Henry Woolbert

Henry Woolbert

PAINTINGS, DRAWINGS, PRINTS, and MASKS

Recent news: Currently I’m busy working on a new petroglyph watercolor series you can see by clicking here.

In 2010, I founded Coyote Arts Network, a grassroots arts organization dedicated to making sure that students are ensured access to arts education who would otherwise be denied because of funding cuts in public schools. I volunteered for four years as the art teacher in Rio Costilla Elementary School in Costilla, NM.

Artist’s Statement: I mine my imagination, dream imagery, and the mysteries of nature to create vibrant and rhythmical paintings, drawings, prints, and masks.  My work resonates with the music, dance, and healing traditions of earth-based people all over the world.  For over forty years, I have dedicated my life to art.

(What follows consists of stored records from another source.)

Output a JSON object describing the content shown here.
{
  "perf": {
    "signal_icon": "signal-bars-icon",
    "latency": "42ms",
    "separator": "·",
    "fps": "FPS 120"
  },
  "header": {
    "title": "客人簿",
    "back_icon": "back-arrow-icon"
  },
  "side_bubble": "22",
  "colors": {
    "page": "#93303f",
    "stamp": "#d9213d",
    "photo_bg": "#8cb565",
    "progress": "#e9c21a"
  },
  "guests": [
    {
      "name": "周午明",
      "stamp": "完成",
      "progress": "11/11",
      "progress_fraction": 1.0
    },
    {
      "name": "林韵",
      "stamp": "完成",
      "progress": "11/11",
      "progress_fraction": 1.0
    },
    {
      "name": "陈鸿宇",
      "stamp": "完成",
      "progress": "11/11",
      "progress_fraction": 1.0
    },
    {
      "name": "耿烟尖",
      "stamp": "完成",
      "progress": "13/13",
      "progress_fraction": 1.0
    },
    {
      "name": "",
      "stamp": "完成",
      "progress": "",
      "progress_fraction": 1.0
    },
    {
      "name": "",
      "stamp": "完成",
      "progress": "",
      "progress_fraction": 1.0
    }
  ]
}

A trip to West Africa in 1999 confirmed my affinity for African art, music, and dance.  More importantly, it encouraged me to explore in more depth the transformative spirit in art.  Most of my work is inspired from this ongoing connection with indigenous cultures, especially African.

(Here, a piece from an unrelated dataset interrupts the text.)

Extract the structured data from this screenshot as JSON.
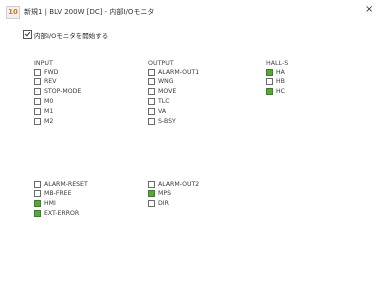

I create large bodies of work in series, primarily in watercolor, colored pencil, pastels, oil paints, and prints. Several series have explored the creative spark of inspiration as experienced in a transparent and electrified body.  In my watercolor series, “Shaman Masks,” I zoom in for a radiant close-up of imaginary beings infused with color, detail, rhythm, music, and light.  In my most recent series, “Spirit Masks,” I simplify the mask form using granulated watercolor to give the appearance of stone, metal, or wood, and ignites each piece with the fire of spirit.

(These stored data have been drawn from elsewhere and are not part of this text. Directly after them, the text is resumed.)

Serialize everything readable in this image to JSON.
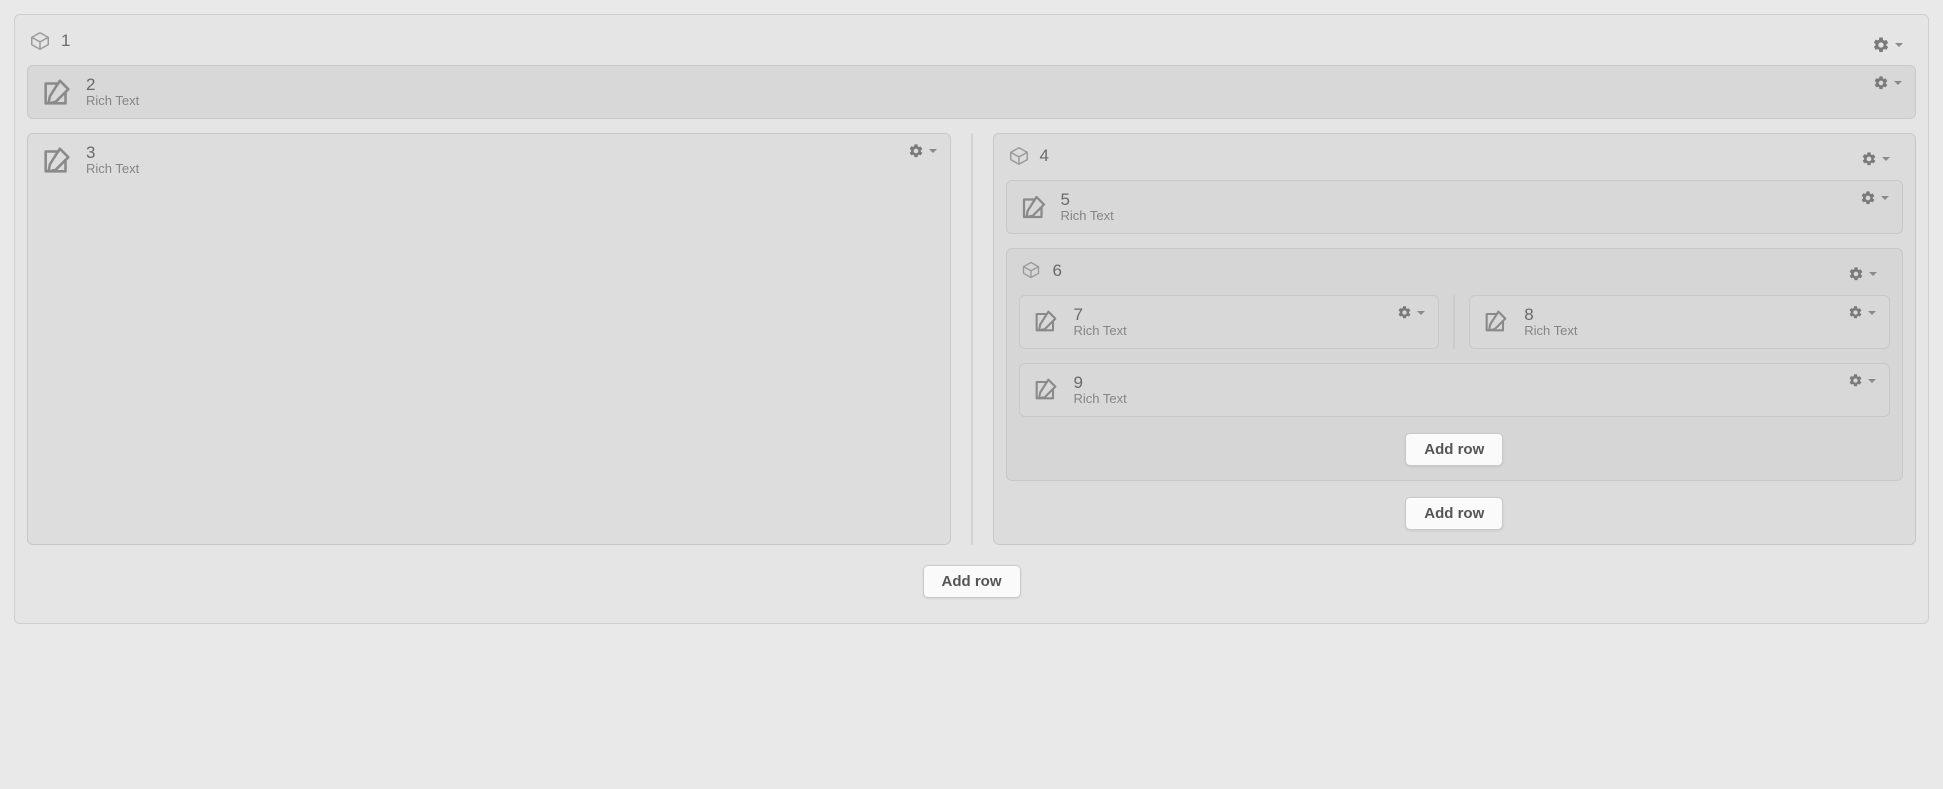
{
  "labels": {
    "add_row": "Add row",
    "rich_text": "Rich Text"
  },
  "nodes": {
    "n1": "1",
    "n2": "2",
    "n3": "3",
    "n4": "4",
    "n5": "5",
    "n6": "6",
    "n7": "7",
    "n8": "8",
    "n9": "9"
  }
}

In a series of three-dimensional masks, I’m teaming up with Kathy.  I paint and add surface decoration to the forms she carves or models.  Our back and forth collaboration leads to unusual ideas and fresh materials, including found and recycled objects.  This body of work is mysterious, humorous, and evocative of the spirit world. 

I believe that art is healing and transforming.  Art saves lives.  This philosophy was put to the test in the arts and crafts classes I taught for two years in a federal women’s prison.

Although I have a formal education with a BFA in painting from California College of Arts and Crafts, I have moved beyond the criticisms and mannerisms of academia in order to listen to the wisdom of my heart and the truth of my dreams.